Severo, known simply as 'Sid' to friends and family who struggled to pronounce his real name, was born in Glasgow to Italian parents. He moved to Bristol in 1926 where he met and married Annie Parkinson.
The couple's son, Tony, was born in 1935, and two years later the family moved to Birmingham.
Determined to follow his Italian heritage, Severo set up an ice cream shop, Verrecchia's, in Spring Hill, Ladywood. Business really took off when the Verrecchias began to serve ice cream throughout Birmingham from the city's first purpose-built ice cream van.
Prior to that, ice cream sellers had relied on handcarts or tricycles with baskets on the front.

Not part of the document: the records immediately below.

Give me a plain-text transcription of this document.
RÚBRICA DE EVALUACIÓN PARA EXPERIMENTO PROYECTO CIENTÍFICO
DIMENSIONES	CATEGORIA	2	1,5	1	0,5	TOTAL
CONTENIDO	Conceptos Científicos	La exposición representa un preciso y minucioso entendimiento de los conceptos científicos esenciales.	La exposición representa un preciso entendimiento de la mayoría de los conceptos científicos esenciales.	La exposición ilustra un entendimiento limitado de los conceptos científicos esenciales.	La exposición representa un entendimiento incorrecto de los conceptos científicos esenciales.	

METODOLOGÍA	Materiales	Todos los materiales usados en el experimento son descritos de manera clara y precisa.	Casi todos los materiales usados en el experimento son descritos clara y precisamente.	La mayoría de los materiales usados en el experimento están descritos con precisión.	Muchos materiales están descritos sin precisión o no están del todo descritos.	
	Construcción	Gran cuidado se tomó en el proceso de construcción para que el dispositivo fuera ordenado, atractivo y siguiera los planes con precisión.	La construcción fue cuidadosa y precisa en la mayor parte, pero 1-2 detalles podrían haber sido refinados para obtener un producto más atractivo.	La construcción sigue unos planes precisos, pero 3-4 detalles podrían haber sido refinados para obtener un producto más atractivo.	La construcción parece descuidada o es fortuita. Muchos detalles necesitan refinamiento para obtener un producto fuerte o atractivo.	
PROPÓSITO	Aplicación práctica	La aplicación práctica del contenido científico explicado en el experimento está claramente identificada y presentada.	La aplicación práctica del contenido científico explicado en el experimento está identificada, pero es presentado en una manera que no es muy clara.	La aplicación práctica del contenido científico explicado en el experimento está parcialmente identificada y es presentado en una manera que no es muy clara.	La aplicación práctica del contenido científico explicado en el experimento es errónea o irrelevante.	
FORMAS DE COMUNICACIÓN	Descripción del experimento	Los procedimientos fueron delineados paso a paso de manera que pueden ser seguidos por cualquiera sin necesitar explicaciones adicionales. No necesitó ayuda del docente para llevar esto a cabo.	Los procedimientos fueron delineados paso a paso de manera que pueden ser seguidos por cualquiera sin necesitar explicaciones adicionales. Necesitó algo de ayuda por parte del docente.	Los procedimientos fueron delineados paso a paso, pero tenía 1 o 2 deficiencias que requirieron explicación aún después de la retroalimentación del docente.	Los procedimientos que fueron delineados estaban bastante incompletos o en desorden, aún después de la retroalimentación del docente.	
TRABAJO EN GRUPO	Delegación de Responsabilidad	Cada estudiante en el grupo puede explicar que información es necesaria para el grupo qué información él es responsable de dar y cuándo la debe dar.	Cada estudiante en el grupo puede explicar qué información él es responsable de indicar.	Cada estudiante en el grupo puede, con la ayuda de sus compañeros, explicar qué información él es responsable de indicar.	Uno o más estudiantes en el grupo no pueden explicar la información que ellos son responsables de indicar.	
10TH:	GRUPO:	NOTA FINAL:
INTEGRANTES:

In 1947, Tony's sister Linda was born. Tony joined the Army in 1953 and did two years' national service before moving back to Birmingham to help run his father's business. He met and married his wife Jackie in 1959 and they had two children, Dean, now aged 42, and Lisa, now aged 39.
Tony continued to run Verrecchia's until he was taken ill with stomach cancer 14 months ago.
His son, Dean, and Lisa's husband, Carl, still run the successful ice cream business, which is now based near West Bromwich Albion's football ground.
Mr Parkinson, aged 79, ran one of the family's 25 'beats' across the city.
He said: "I can remember running that van with Tony when he was only about 13 and I must have been about 22.
"We felt very proud since it was the first custom-made ice cream van in Birmingham. In those days we used to trade a lot in Ladywood.
"It always surprises me how many people still come up to me and say they remember that old van in Ladywood. When I first started selling ice creams, you could buy 240 cornets for a pound."
A framed photograph of the old van surrounded by children still has pride of place in the window of the ice cream shop.
Mr Parkinson said: "People still remember Verrecchia's ice cream vans. I go and help out with the business whenever I can, although I officially retired a few years ago.
"We are a very close family. Tony almost never called me Uncle because we were brought up more like brothers. He only ever called me Uncle when he wanted something. He didn't call my mother his grandmother, he called her 'our Ma'.
"I was best man at Tony's wedding, and now I'm going to say a few words about him at his funeral, which will be an honour. I never thought I'd live to see the day when I was at his funeral, because he was nine years younger than me.
"I will miss him so much, even if it's only his nuisance."
Both men will be sadly missed by Linda, aged 58, daughter of Severo and sister of Tony, and Tony's children Dean and Lisa, and their daughter Chloe, aged 12.
A funeral for both men will be held at 12.45pm on March 23, at The Oratory in Hagley Road, Birmingham, followed by burial at Quinton Cemetery at 2pm.